Israel nimmt US-Bürger wegen mutmaßlicher Spionage für Iran fest
Der 20-Jährige soll gegen Bezahlung sensible Anlagen fotografiert haben; die Anklage steht bevor.
Die israelische Polizei und der Inlandsgeheimdienst Schin Bet haben nach eigenen Angaben einen 20-jährigen US-Bürger unter dem Verdacht der Spionage für Iran festgenommen. Die Verhaftung erfolgte bereits am 9. Juni, wurde jedoch erst am Dienstag nach Aufhebung einer Nachrichtensperre öffentlich gemacht. Den israelischen Behörden zufolge gingen der Festnahme Hinweise nicht näher bezeichneter internationaler Sicherheitsstellen voraus. Dem Mann wird vorgeworfen, Kontakt zu iranischen Geheimdienstakteuren unterhalten und gegen Bezahlung sensible Orte in Israel dokumentiert zu haben.
Nach Darstellung der Ermittler soll der Verdächtige über mehrere Monate hinweg mit Führungsoffizieren des iranischen Nachrichtendienstes kommuniziert und verschiedene Aufträge ausgeführt haben, darunter das Fotografieren und Filmen sicherheitsrelevanter Anlagen. Für jede Mission habe er Beträge zwischen mehreren Dutzend und einigen Hundert Dollar erhalten. Ein leitender Ermittler der Jerusalemer Polizei erklärte, in den vergangenen Monaten seien mehrere Personen wegen Spionage für den Feind enttarnt worden, einige hätten ihre Taten während des Krieges begangen und so dem Feind geholfen, seine Pläne in Israel voranzutreiben. Nach Recherchen des Senders CNN Brasil handelt es sich um den ersten öffentlich bekannten Fall, in dem ein amerikanischer Staatsbürger in Israel unter einem solchen Verdacht inhaftiert wurde.
Der Fall reiht sich in eine Serie von Ermittlungen ein, die aus israelischer Sicht eine deutliche Zunahme iranischer Anwerbeversuche belegen. Laut dem Jahresbericht des Schin Bet für 2025 wurden im vergangenen Jahr 25 Personen wegen Spionage für Iran angeklagt und 120 mutmaßliche Vorfälle vereitelt – ein sprunghafter Anstieg gegenüber dem Vorjahr. Israelische Staatsanwälte hatten in früheren Verfahren darauf hingewiesen, dass mehrere der von mutmaßlichen Rekruten ausgespähten Orte später Ziel iranischer Raketenangriffe wurden. Teheran hat sich zu den aktuellen Vorwürfen bislang nicht geäußert.

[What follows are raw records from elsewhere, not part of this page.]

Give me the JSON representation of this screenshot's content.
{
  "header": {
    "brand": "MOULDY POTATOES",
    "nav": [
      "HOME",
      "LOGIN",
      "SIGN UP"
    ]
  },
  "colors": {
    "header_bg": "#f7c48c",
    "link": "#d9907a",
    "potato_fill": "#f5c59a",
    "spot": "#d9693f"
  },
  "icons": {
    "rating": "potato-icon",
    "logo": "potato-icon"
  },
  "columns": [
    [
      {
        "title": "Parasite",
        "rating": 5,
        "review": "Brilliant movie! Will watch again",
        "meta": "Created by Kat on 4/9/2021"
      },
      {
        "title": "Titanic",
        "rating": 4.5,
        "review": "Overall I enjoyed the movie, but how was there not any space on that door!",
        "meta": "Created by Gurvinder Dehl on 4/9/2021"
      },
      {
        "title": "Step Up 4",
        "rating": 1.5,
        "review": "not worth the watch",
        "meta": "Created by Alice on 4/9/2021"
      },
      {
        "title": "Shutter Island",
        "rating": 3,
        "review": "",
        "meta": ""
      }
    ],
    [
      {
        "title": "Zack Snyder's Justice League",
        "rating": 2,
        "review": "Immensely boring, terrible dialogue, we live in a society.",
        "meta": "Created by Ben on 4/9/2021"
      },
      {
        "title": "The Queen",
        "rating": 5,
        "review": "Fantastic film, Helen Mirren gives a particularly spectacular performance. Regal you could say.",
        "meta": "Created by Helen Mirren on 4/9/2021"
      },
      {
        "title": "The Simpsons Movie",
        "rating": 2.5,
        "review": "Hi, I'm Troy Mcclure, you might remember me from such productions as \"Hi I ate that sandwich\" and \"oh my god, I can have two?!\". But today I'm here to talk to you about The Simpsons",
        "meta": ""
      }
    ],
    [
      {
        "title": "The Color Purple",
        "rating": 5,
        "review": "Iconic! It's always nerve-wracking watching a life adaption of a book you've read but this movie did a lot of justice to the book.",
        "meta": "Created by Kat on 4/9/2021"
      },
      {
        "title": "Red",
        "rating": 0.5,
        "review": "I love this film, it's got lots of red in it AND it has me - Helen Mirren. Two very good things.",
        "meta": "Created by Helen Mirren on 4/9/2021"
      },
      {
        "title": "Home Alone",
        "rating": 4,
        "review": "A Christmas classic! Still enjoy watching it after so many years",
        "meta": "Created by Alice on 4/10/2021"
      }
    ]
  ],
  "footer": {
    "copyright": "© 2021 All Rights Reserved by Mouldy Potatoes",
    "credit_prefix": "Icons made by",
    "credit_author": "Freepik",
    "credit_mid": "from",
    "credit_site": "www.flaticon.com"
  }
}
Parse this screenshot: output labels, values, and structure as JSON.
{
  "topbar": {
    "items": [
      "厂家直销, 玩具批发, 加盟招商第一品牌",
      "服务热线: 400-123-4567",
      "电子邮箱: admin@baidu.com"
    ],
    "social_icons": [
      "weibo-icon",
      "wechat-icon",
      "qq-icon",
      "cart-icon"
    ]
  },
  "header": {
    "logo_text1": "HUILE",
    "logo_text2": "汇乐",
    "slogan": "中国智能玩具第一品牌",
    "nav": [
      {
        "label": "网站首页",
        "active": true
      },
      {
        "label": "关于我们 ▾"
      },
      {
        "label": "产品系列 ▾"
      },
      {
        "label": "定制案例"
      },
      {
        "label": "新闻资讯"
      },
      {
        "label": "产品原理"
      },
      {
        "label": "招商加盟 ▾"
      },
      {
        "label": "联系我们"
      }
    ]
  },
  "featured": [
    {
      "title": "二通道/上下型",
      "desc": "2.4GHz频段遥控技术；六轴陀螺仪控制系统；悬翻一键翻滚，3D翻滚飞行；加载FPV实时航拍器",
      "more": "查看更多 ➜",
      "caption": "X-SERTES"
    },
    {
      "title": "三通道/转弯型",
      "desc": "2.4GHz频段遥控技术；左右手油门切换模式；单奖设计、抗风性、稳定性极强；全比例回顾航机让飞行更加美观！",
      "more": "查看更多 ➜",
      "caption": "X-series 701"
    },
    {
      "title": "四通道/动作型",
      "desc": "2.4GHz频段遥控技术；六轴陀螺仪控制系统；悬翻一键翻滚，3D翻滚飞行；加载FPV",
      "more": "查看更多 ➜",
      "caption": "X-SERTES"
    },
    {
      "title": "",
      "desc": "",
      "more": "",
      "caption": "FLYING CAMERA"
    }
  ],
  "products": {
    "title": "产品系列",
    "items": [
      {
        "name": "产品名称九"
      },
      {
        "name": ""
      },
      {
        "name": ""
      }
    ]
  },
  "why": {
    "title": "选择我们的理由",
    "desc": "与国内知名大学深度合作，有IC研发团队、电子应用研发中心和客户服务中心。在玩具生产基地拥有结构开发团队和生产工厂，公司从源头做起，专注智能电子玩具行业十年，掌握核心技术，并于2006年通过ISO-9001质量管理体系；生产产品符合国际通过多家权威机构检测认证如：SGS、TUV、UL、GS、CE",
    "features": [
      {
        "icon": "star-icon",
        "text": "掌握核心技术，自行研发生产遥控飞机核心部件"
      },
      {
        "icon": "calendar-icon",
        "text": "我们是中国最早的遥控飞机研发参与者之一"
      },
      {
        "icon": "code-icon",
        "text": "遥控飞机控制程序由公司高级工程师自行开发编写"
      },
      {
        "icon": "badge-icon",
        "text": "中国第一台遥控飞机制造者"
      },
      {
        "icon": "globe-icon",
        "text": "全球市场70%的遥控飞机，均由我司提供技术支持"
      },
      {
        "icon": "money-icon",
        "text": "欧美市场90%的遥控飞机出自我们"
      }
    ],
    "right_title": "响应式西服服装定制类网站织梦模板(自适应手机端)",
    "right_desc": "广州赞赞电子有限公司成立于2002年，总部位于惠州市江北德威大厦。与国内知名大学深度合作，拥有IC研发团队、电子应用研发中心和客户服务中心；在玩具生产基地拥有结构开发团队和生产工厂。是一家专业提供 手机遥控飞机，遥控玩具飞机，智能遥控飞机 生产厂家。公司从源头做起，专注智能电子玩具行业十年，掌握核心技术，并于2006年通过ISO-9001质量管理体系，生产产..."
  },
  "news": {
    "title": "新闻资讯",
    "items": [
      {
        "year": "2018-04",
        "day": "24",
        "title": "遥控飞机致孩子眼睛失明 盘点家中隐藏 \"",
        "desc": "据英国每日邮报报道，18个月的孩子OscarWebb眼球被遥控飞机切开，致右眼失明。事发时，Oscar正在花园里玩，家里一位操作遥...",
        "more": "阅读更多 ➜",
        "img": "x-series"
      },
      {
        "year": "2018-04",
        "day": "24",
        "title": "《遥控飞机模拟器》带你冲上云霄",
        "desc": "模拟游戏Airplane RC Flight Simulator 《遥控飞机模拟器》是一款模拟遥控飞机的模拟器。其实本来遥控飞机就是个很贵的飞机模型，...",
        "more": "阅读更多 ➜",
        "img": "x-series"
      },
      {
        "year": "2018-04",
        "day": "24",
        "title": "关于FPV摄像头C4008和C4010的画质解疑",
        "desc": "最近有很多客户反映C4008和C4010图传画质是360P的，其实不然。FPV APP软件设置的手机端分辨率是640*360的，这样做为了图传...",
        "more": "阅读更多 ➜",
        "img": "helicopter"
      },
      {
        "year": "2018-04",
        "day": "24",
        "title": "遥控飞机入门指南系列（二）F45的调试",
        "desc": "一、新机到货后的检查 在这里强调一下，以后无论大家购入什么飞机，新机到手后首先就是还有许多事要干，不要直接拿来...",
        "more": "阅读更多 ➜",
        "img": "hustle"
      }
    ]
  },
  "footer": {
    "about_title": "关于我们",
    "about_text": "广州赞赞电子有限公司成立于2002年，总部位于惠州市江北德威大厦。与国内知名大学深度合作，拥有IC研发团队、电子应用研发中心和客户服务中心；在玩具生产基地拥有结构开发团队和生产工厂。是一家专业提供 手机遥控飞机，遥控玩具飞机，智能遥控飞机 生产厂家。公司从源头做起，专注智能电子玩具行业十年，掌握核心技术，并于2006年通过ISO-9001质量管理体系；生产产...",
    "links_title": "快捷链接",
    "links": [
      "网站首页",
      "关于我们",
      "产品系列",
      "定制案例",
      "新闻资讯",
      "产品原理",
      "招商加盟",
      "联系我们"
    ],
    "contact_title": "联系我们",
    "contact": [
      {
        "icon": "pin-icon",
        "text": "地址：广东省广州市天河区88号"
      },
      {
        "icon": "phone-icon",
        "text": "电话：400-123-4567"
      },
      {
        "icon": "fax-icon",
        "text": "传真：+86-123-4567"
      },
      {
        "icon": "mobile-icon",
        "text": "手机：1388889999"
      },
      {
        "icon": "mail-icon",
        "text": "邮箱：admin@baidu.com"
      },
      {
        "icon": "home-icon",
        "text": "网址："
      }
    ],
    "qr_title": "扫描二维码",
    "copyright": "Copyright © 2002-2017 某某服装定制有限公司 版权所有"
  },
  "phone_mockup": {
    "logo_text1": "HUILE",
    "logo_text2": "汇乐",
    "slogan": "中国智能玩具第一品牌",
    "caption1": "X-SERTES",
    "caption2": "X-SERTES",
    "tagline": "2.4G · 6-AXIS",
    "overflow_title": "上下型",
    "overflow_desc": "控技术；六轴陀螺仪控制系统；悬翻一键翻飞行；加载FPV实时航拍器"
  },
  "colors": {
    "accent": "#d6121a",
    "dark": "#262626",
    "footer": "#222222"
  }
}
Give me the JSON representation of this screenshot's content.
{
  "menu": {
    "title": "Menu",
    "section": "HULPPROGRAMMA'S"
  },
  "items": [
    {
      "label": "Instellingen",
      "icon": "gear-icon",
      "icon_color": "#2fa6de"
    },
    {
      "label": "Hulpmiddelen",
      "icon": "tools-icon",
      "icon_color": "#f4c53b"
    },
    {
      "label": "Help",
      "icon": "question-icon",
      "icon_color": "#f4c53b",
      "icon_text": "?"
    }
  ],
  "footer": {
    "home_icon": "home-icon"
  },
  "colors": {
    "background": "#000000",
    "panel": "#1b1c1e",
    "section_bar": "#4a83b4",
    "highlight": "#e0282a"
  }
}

Die Untersuchungshaft des Verdächtigen wurde während der Ermittlungen mehrfach gerichtlich verlängert. Nach Abschluss der polizeilichen Untersuchung und der Vorlage einer Beweismittelgrundlage reichte die Staatsanwaltschaft eine Absichtserklärung zur Anklageerhebung ein. In den kommenden Tagen wird mit der formellen Anklage sowie einem Antrag auf Haftfortdauer bis zum Verfahrensende gerechnet. Eine Stellungnahme der US-Botschaft in Israel lag zunächst nicht vor.
Wie dieselbe Geschichte anderswo erzählt wird.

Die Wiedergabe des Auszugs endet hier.